In questa settimana due importanti feste del patrono in due diverse diocesi del Centro e Nord Italia. A Perugia-Città della Pieve la festa di San Costanzo con l’arcivescovo, il card. Gualtiero Bassetti insieme ai vescovi dell’Umbria e alla presenza dei rappresentanti delle massime Istituzioni civili e del mondo della cultura del capoluogo regionale. “Padre della fede perugina”, lo ha definito Bassetti nella basilica intitolata al santo, al termine della processione della “luminaria” che ha visto una numerosa partecipazione di fedeli.
“Sono lieto di celebrare con le rappresentanze religiose e civile di tutta l’arcidiocesi la festa di San Costanzo, padre e fondatore di questa santa Chiesa perugina - pievese. Sono contento che, da alcuni anni, siano state ripristinate tradizioni antiche che possono rinsaldare stretti legami tra la Perugia civile e quella religiosa, uniti nella ricerca del bene comune per l’intera cittadinanza. Oggi vogliamo porci in devoto ascolto del Santo Patrono. Il messaggio del martire San Costanzo è ancora oggi una buona notizia per la nostra chiesa e la nostra città, con i loro problemi, le loro ferite e soprattutto le loro speranze”. Il santo patrono “ci addita Cristo e ci dice: guardate a Lui: Lui solo ci comprende fino in fondo perché è passato attraverso tutte le nostre prove”. Egli ci ripete con Papa Francesco: “la fede non è una luce, che dissipa tutte le nostre tenebre, ma una lampada che guida, nella notte, i nostri passi e questo basta per il cammino”. San Giovanni Paolo II ha usato una espressione “molto forte”: “una fede che non diventa cultura, è una fede non pienamente accolta, non interamente pensata, non fedelmente vissuta”. Soprattutto oggi “custodire la fede significa comunicare il Vangelo in un mondo in continua trasformazione.
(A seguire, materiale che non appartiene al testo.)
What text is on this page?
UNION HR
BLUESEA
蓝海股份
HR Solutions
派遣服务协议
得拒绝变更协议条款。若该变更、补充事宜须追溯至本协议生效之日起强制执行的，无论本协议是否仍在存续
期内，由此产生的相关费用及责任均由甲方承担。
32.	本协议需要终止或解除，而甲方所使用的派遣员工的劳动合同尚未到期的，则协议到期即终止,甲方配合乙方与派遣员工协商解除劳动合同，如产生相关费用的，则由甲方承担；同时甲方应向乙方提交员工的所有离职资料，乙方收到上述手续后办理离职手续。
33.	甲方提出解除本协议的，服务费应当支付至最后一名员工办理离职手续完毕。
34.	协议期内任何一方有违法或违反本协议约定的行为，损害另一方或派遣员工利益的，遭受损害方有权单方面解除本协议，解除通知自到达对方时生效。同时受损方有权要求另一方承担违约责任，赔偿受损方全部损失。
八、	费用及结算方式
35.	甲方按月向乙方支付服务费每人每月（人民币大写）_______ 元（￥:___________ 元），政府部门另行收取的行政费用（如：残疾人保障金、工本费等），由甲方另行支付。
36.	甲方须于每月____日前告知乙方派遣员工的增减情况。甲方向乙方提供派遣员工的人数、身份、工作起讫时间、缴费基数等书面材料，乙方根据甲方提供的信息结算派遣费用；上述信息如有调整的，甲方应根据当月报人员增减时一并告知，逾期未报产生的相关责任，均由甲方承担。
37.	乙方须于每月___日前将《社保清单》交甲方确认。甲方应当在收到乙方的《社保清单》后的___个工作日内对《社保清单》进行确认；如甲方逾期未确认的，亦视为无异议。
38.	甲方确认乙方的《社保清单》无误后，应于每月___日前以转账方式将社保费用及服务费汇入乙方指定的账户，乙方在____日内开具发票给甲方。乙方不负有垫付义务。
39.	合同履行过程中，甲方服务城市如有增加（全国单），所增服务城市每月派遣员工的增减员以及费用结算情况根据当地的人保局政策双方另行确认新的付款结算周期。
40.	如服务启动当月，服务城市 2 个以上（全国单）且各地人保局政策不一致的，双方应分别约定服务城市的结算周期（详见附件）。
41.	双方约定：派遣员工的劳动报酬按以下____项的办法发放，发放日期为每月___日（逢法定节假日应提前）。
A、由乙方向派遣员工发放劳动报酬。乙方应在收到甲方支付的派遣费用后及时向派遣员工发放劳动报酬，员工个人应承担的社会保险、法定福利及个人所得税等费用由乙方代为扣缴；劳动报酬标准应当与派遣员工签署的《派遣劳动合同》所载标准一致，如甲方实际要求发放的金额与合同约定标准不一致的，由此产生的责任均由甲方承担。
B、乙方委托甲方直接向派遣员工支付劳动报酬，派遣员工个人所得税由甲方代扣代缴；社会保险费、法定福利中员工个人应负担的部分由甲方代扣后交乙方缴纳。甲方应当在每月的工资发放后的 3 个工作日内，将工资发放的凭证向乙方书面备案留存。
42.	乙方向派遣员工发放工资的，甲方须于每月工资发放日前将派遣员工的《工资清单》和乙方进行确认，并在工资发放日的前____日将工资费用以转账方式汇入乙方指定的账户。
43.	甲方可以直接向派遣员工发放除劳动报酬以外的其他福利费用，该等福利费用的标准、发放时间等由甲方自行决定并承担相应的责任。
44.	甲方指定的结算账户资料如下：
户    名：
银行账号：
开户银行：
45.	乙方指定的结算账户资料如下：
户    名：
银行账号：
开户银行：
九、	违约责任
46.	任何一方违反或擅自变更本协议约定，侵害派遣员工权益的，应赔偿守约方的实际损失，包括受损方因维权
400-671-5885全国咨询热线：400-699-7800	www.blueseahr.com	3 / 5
Comunicare il Vangelo con una particolare attenzione alle nuove generazioni di adolescenti, per trasmettere ad essi l’unico mistero della croce di Cristo che può illuminare le loro inquietudini”.
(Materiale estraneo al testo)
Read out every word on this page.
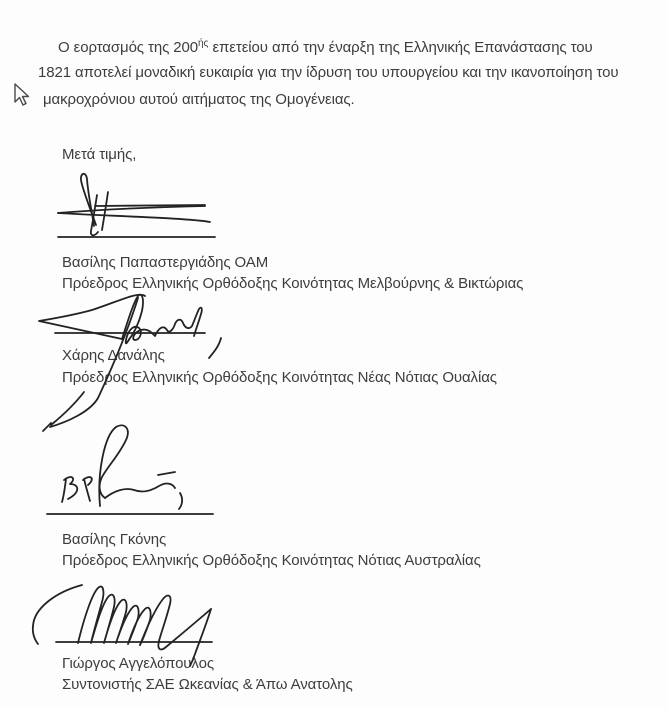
Ο εορτασμός της $200^{ή\varsigma}$ επετείου από την έναρξη της Ελληνικής Επανάστασης του
1821 αποτελεί μοναδική ευκαιρία για την ίδρυση του υπουργείου και την ικανοποίηση του
μακροχρόνιου αυτού αιτήματος της Ομογένειας.
Μετά τιμής,
Βασίλης Παπαστεργιάδης ΟΑΜ
Πρόεδρος Ελληνικής Ορθόδοξης Κοινότητας Μελβούρνης & Βικτώριας
Χάρης Δανάλης
Πρόεδρος Ελληνικής Ορθόδοξης Κοινότητας Νέας Νότιας Ουαλίας
Βασίλης Γκόνης
Πρόεδρος Ελληνικής Ορθόδοξης Κοινότητας Νότιας Αυστραλίας
Γιώργος Αγγελόπουλος
Συντονιστής ΣΑΕ Ωκεανίας & Άπω Ανατολης
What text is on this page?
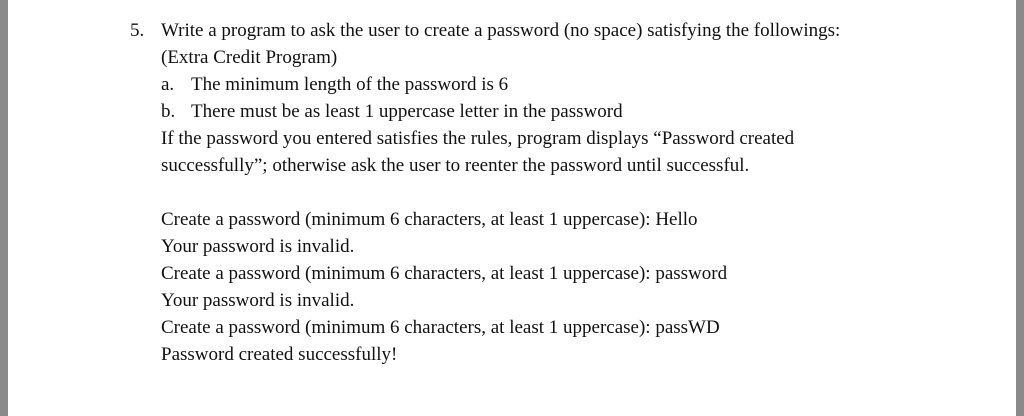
5. Write a program to ask the user to create a password (no space) satisfying the followings:
(Extra Credit Program)
a. The minimum length of the password is 6
b. There must be as least 1 uppercase letter in the password
If the password you entered satisfies the rules, program displays “Password created
successfully”; otherwise ask the user to reenter the password until successful.
Create a password (minimum 6 characters, at least 1 uppercase): Hello
Your password is invalid.
Create a password (minimum 6 characters, at least 1 uppercase): password
Your password is invalid.
Create a password (minimum 6 characters, at least 1 uppercase): passWD
Password created successfully!
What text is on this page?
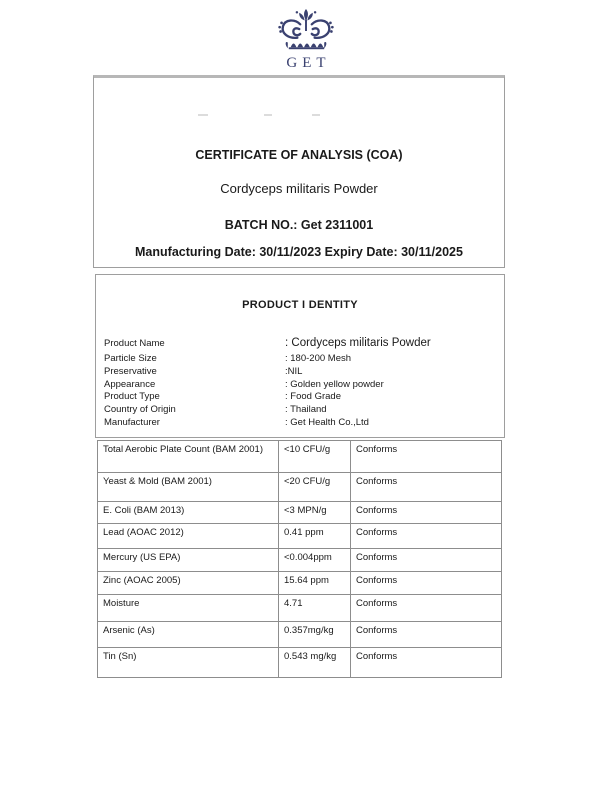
GET
CERTIFICATE OF ANALYSIS (COA)
Cordyceps militaris Powder
BATCH NO.: Get 2311001
Manufacturing Date: 30/11/2023 Expiry Date: 30/11/2025
PRODUCT I DENTITY
Product Name	: Cordyceps militaris Powder
Particle Size	: 180-200 Mesh
Preservative	:NIL
Appearance	: Golden yellow powder
Product Type	: Food Grade
Country of Origin	: Thailand
Manufacturer	: Get Health Co.,Ltd
Total Aerobic Plate Count (BAM 2001)	<10 CFU/g	Conforms
Yeast & Mold (BAM 2001)	<20 CFU/g	Conforms
E. Coli (BAM 2013)	<3 MPN/g	Conforms
Lead (AOAC 2012)	0.41 ppm	Conforms
Mercury (US EPA)	<0.004ppm	Conforms
Zinc (AOAC 2005)	15.64 ppm	Conforms
Moisture	4.71	Conforms
Arsenic (As)	0.357mg/kg	Conforms
Tin (Sn)	0.543 mg/kg	Conforms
“San Costanzo – ha quindi aggiunto - padre di questa nostra Chiesa e in parte di alcune Chiese dell’Umbria, fu artefice di vera pace e volontario dell’amore, perché egli per primo visse il messianismo cristiano della ‘pietra scartata’ e si fece ultimo donando la sua vita. Anche a noi è chiesto di essere operatori di pace e servi dei fratelli, servi per amore”. Ognuno di noi nella Chiesa ha “un ministero” e un compito “insostituibile. Il Santo Padre nella sua esortazione apostolica ‘Evangeli Gaudium’, afferma spesso che siamo una ‘chiesa di delega’, di sostituzione, nella quale si aspetta che uno passi al posto dell’altro, e alcuni compiano quello che tutti debbono compiere’. Inoltre il patrono, san Costanzo “ci esorta ad essere operatori di pace e servi dei fratelli dopo essersi lui stesso identificato con l’amore povero e umile di Dio e aver scelto, come Gesù, di donare la propria vita”.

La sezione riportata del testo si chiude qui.